There was something about her words that made Coldstone’s eyes shift. Something that made him hesitate.
At length he said, “Mr. Pentyre has removed to Castle Island. The families of all the tea consignees, and of every Crown official and clerk in Boston, have been crossing to the island all the morning, asking for the protection of the King’s troops against rioting and insult in the wake of agitation by the political organization to which your husband—and apparently Mrs. Malvern, and you yourself—belong. Surely you saw the broadsides,” he added drily, “demanding that Mr. Pentyre and the others present themselves at this Liberty Tree and resign their commissions to sell the tea?”

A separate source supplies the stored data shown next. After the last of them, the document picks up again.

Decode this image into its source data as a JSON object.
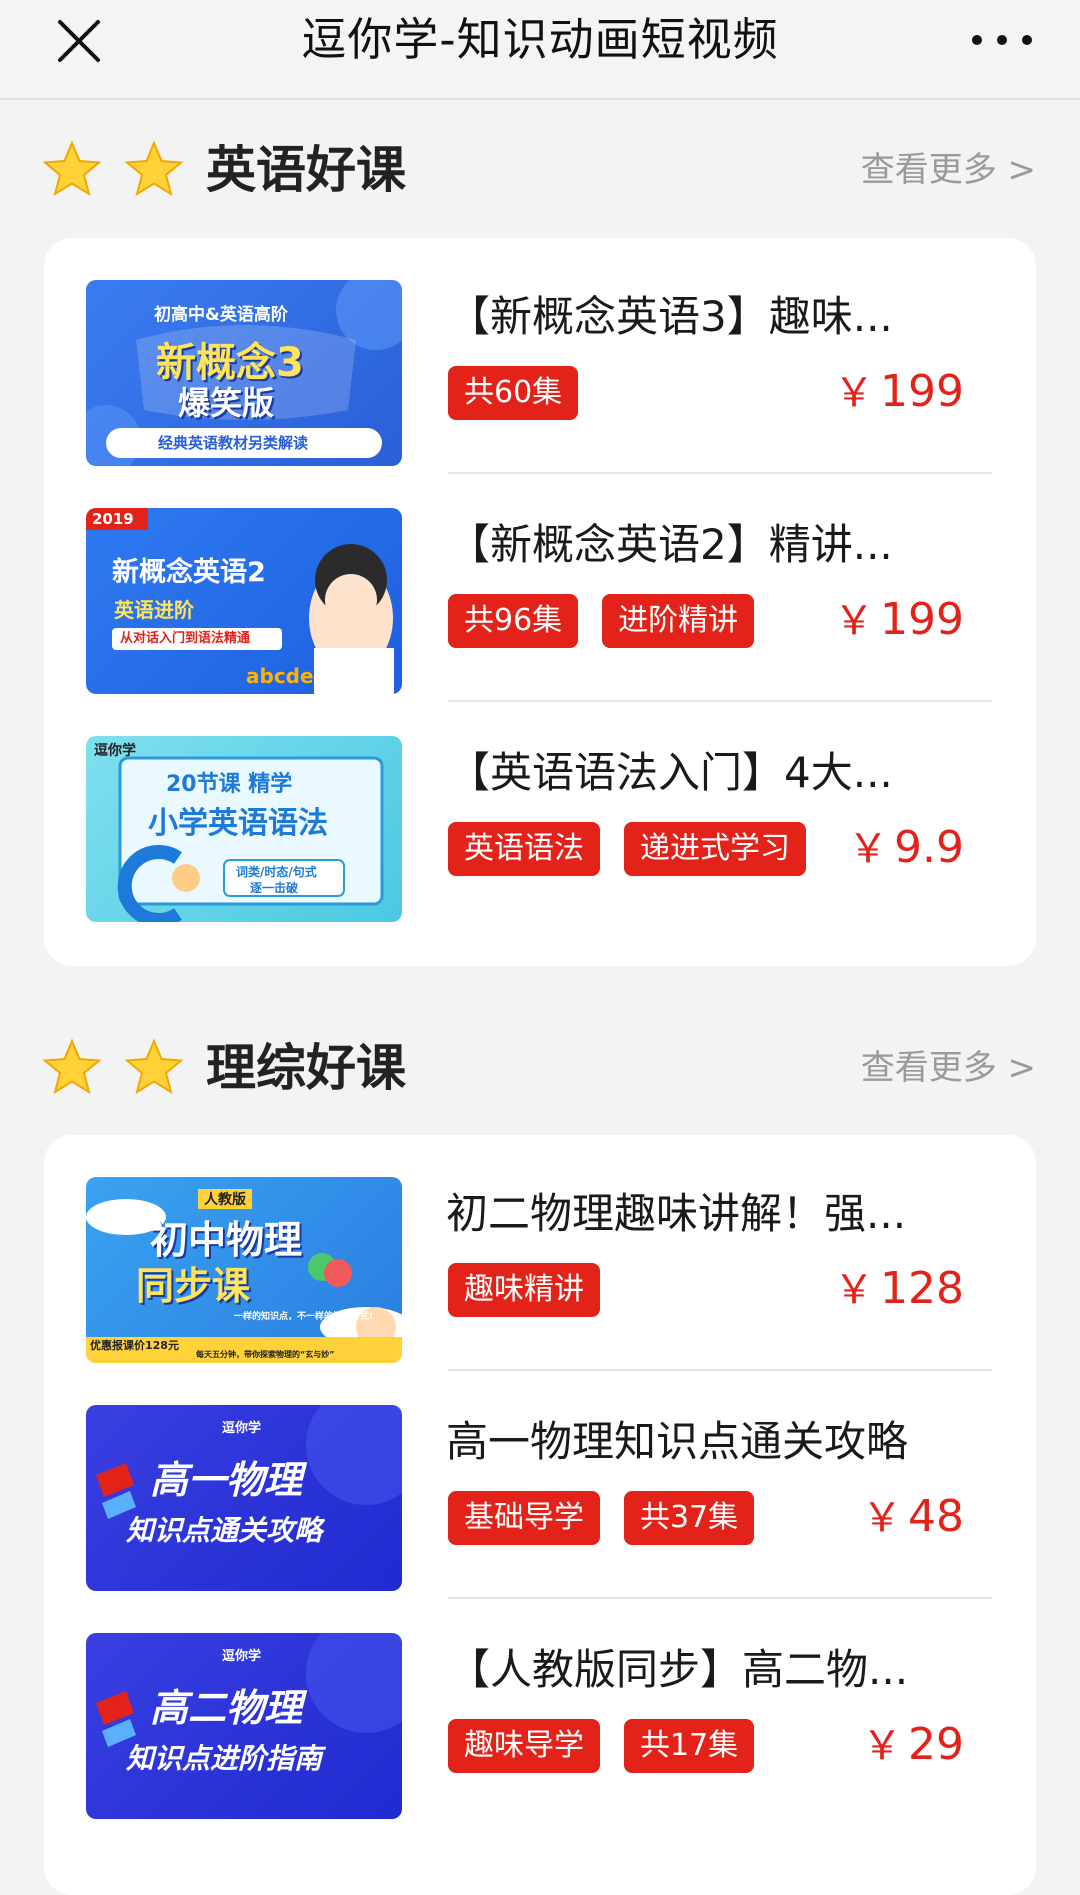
{
  "header": {
    "title": "逗你学-知识动画短视频"
  },
  "sections": [
    {
      "title": "英语好课",
      "see_more": "查看更多 >",
      "items": [
        {
          "title": "【新概念英语3】趣味...",
          "tags": [
            "共60集"
          ],
          "price": "199",
          "thumb": {
            "top": "初高中&英语高阶",
            "main1": "新概念3",
            "main2": "爆笑版",
            "bottom": "经典英语教材另类解读"
          }
        },
        {
          "title": "【新概念英语2】精讲...",
          "tags": [
            "共96集",
            "进阶精讲"
          ],
          "price": "199",
          "thumb": {
            "badge": "2019",
            "main1": "新概念英语2",
            "main2": "英语进阶",
            "bottom": "从对话入门到语法精通",
            "letters": "abcde"
          }
        },
        {
          "title": "【英语语法入门】4大...",
          "tags": [
            "英语语法",
            "递进式学习"
          ],
          "price": "9.9",
          "thumb": {
            "logo": "逗你学",
            "main1": "20节课 精学",
            "main2": "小学英语语法",
            "bottom1": "词类/时态/句式",
            "bottom2": "逐一击破"
          }
        }
      ]
    },
    {
      "title": "理综好课",
      "see_more": "查看更多 >",
      "items": [
        {
          "title": "初二物理趣味讲解！强...",
          "tags": [
            "趣味精讲"
          ],
          "price": "128",
          "thumb": {
            "badge": "人教版",
            "main1": "初中物理",
            "main2": "同步课",
            "slogan": "一样的知识点，不一样的授课方式!",
            "bottom1": "优惠报课价128元",
            "bottom2": "每天五分钟，带你探索物理的“玄与妙”"
          }
        },
        {
          "title": "高一物理知识点通关攻略",
          "tags": [
            "基础导学",
            "共37集"
          ],
          "price": "48",
          "thumb": {
            "logo": "逗你学",
            "main1": "高一物理",
            "main2": "知识点通关攻略"
          }
        },
        {
          "title": "【人教版同步】高二物...",
          "tags": [
            "趣味导学",
            "共17集"
          ],
          "price": "29",
          "thumb": {
            "logo": "逗你学",
            "main1": "高二物理",
            "main2": "知识点进阶指南"
          }
        }
      ]
    }
  ],
  "currency_symbol": "￥",
  "colors": {
    "accent_red": "#e3221a",
    "see_more_gray": "#9a9a9a",
    "page_bg": "#f3f3f3"
  }
}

“And yet,” returned Abigail quietly, “you—or at least the Provost Marshal—were convinced that Mr. Adams had to do with the murder, while the Dartmouth was yet far out at sea and no broadside had yet appeared on any wall.”
Coldstone set plate and cup aside—the handle of the cup, Abigail noted, lining up perfectly with the edge of the table. “Mrs. Adams,” he said. “You and I are like card players, each guarding the contents of their hand from the other, because there is too much at stake on the table to lay it down. I think—” His frown deepened, as if at the command of that interior blackmailer who was forcing the words from him. “I need your help. I do not think I can find this man without it. And, I think you want to help me, both as a woman, and as a seeker after truth.”

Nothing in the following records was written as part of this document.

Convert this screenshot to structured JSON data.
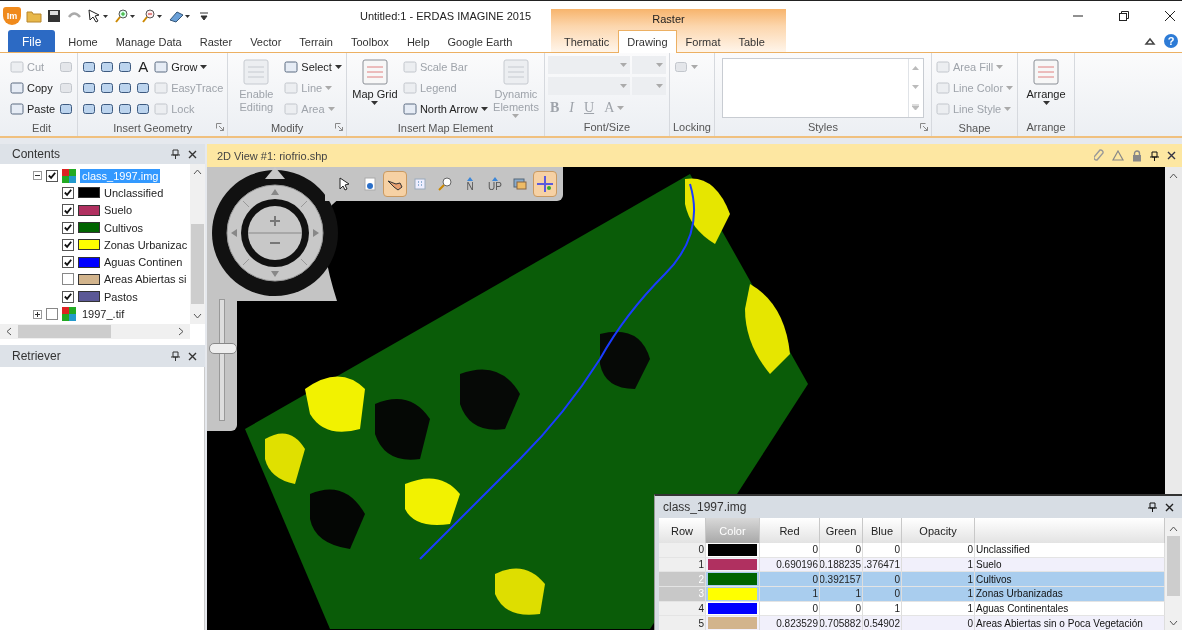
{
  "app_logo": "Im",
  "window": {
    "title": "Untitled:1 - ERDAS IMAGINE 2015",
    "context_group": "Raster",
    "help": "?"
  },
  "tabs": [
    {
      "label": "File",
      "kind": "file",
      "selected": false
    },
    {
      "label": "Home",
      "kind": "normal",
      "selected": false
    },
    {
      "label": "Manage Data",
      "kind": "normal",
      "selected": false
    },
    {
      "label": "Raster",
      "kind": "normal",
      "selected": false
    },
    {
      "label": "Vector",
      "kind": "normal",
      "selected": false
    },
    {
      "label": "Terrain",
      "kind": "normal",
      "selected": false
    },
    {
      "label": "Toolbox",
      "kind": "normal",
      "selected": false
    },
    {
      "label": "Help",
      "kind": "normal",
      "selected": false
    },
    {
      "label": "Google Earth",
      "kind": "normal",
      "selected": false
    },
    {
      "label": "Thematic",
      "kind": "context",
      "selected": false
    },
    {
      "label": "Drawing",
      "kind": "context",
      "selected": true
    },
    {
      "label": "Format",
      "kind": "context",
      "selected": false
    },
    {
      "label": "Table",
      "kind": "context",
      "selected": false
    }
  ],
  "ribbon": [
    {
      "label": "Edit",
      "kind": "tools",
      "launcher": false,
      "columns": [
        [
          {
            "label": "Cut",
            "disabled": true
          },
          {
            "label": "Copy",
            "disabled": false
          },
          {
            "label": "Paste",
            "disabled": false
          }
        ],
        [
          {
            "disabled": true
          },
          {
            "disabled": true
          },
          {
            "disabled": false
          }
        ]
      ]
    },
    {
      "label": "Insert Geometry",
      "kind": "tools",
      "launcher": true,
      "columns": [
        [
          {
            "disabled": false
          },
          {
            "disabled": false
          },
          {
            "disabled": false
          }
        ],
        [
          {
            "disabled": false
          },
          {
            "disabled": false
          },
          {
            "disabled": false
          }
        ],
        [
          {
            "disabled": false
          },
          {
            "disabled": false
          },
          {
            "disabled": false
          }
        ],
        [
          {
            "glyph": "A",
            "disabled": false
          },
          {
            "disabled": false
          },
          {
            "disabled": false
          }
        ],
        [
          {
            "label": "Grow",
            "dropdown": true,
            "disabled": false
          },
          {
            "label": "EasyTrace",
            "disabled": true
          },
          {
            "label": "Lock",
            "disabled": true
          }
        ]
      ]
    },
    {
      "label": "Modify",
      "kind": "tools",
      "launcher": true,
      "columns": [
        [
          {
            "label": "Enable Editing",
            "large": true,
            "disabled": true
          }
        ],
        [
          {
            "label": "Select",
            "dropdown": true,
            "disabled": false
          },
          {
            "label": "Line",
            "dropdown": true,
            "disabled": true
          },
          {
            "label": "Area",
            "dropdown": true,
            "disabled": true
          }
        ]
      ]
    },
    {
      "label": "Insert Map Element",
      "kind": "tools",
      "launcher": false,
      "columns": [
        [
          {
            "label": "Map Grid",
            "large": true,
            "dropdown": true,
            "disabled": false
          }
        ],
        [
          {
            "label": "Scale Bar",
            "disabled": true
          },
          {
            "label": "Legend",
            "disabled": true
          },
          {
            "label": "North Arrow",
            "dropdown": true,
            "disabled": false
          }
        ],
        [
          {
            "label": "Dynamic Elements",
            "large": true,
            "dropdown": true,
            "disabled": true
          }
        ]
      ]
    },
    {
      "label": "Font/Size",
      "kind": "font",
      "launcher": false,
      "buttons": [
        {
          "glyph": "B",
          "disabled": true
        },
        {
          "glyph": "I",
          "disabled": true
        },
        {
          "glyph": "U",
          "disabled": true
        },
        {
          "glyph": "A",
          "dropdown": true,
          "disabled": true
        }
      ]
    },
    {
      "label": "Locking",
      "kind": "tools",
      "launcher": false,
      "columns": [
        [
          {
            "dropdown": true,
            "disabled": true
          }
        ]
      ]
    },
    {
      "label": "Styles",
      "kind": "gallery",
      "launcher": true
    },
    {
      "label": "Shape",
      "kind": "tools",
      "launcher": false,
      "columns": [
        [
          {
            "label": "Area Fill",
            "dropdown": true,
            "disabled": true
          },
          {
            "label": "Line  Color",
            "dropdown": true,
            "disabled": true
          },
          {
            "label": "Line Style",
            "dropdown": true,
            "disabled": true
          }
        ]
      ]
    },
    {
      "label": "Arrange",
      "kind": "tools",
      "launcher": false,
      "columns": [
        [
          {
            "label": "Arrange",
            "large": true,
            "dropdown": true,
            "disabled": false
          }
        ]
      ]
    }
  ],
  "contents": {
    "title": "Contents",
    "layers": [
      {
        "name": "class_1997.img",
        "checked": true,
        "expanded": true,
        "selected": true,
        "children": [
          {
            "name": "Unclassified",
            "checked": true,
            "color": "#000000"
          },
          {
            "name": "Suelo",
            "checked": true,
            "color": "#b03060"
          },
          {
            "name": "Cultivos",
            "checked": true,
            "color": "#006400"
          },
          {
            "name": "Zonas Urbanizac",
            "checked": true,
            "color": "#ffff00"
          },
          {
            "name": "Aguas Continen",
            "checked": true,
            "color": "#0000ff"
          },
          {
            "name": "Areas Abiertas si",
            "checked": false,
            "color": "#d2b48c"
          },
          {
            "name": "Pastos",
            "checked": true,
            "color": "#5b5896"
          }
        ]
      },
      {
        "name": "1997_.tif",
        "checked": false,
        "expanded": false,
        "selected": false
      }
    ]
  },
  "retriever": {
    "title": "Retriever"
  },
  "view": {
    "title": "2D View #1: riofrio.shp",
    "tools": [
      {
        "kind": "pointer",
        "selected": false
      },
      {
        "kind": "info",
        "selected": false
      },
      {
        "kind": "pan",
        "selected": true
      },
      {
        "kind": "fit",
        "selected": false
      },
      {
        "kind": "zoom",
        "selected": false
      },
      {
        "kind": "north",
        "glyph": "N",
        "selected": false
      },
      {
        "kind": "up",
        "glyph": "UP",
        "selected": false
      },
      {
        "kind": "layers",
        "selected": false
      },
      {
        "kind": "inquire",
        "selected": true
      }
    ],
    "zoom_slider": {
      "level": 0.58
    }
  },
  "table": {
    "title": "class_1997.img",
    "columns": [
      {
        "label": "Row",
        "selected": false
      },
      {
        "label": "Color",
        "selected": true
      },
      {
        "label": "Red",
        "selected": false
      },
      {
        "label": "Green",
        "selected": false
      },
      {
        "label": "Blue",
        "selected": false
      },
      {
        "label": "Opacity",
        "selected": false
      }
    ],
    "rows": [
      {
        "row": "0",
        "color": "#000000",
        "red": "0",
        "green": "0",
        "blue": "0",
        "opacity": "0",
        "class_name": "Unclassified",
        "selected": false
      },
      {
        "row": "1",
        "color": "#b03060",
        "red": "0.690196",
        "green": "0.188235",
        "blue": ".376471",
        "opacity": "1",
        "class_name": "Suelo",
        "selected": false
      },
      {
        "row": "2",
        "color": "#006400",
        "red": "0",
        "green": "0.392157",
        "blue": "0",
        "opacity": "1",
        "class_name": "Cultivos",
        "selected": true
      },
      {
        "row": "3",
        "color": "#ffff00",
        "red": "1",
        "green": "1",
        "blue": "0",
        "opacity": "1",
        "class_name": "Zonas Urbanizadas",
        "selected": true
      },
      {
        "row": "4",
        "color": "#0000ff",
        "red": "0",
        "green": "0",
        "blue": "1",
        "opacity": "1",
        "class_name": "Aguas Continentales",
        "selected": false
      },
      {
        "row": "5",
        "color": "#d2b48c",
        "red": "0.823529",
        "green": "0.705882",
        "blue": "0.54902",
        "opacity": "0",
        "class_name": "Areas Abiertas sin o Poca Vegetación",
        "selected": false
      }
    ]
  }
}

“If truth is indeed what you seek, Lieutenant.”
Coldstone looked for a moment as if he would have said something else—perhaps, she reflected uncomfortably, turned her statement back upon her. But he only nodded. “I seek the man who would do this to a woman,” he said. “I have seen cases like this in London, and such a man will go on killing, until he is stopped. Will you help me find that man, whoever he may be?”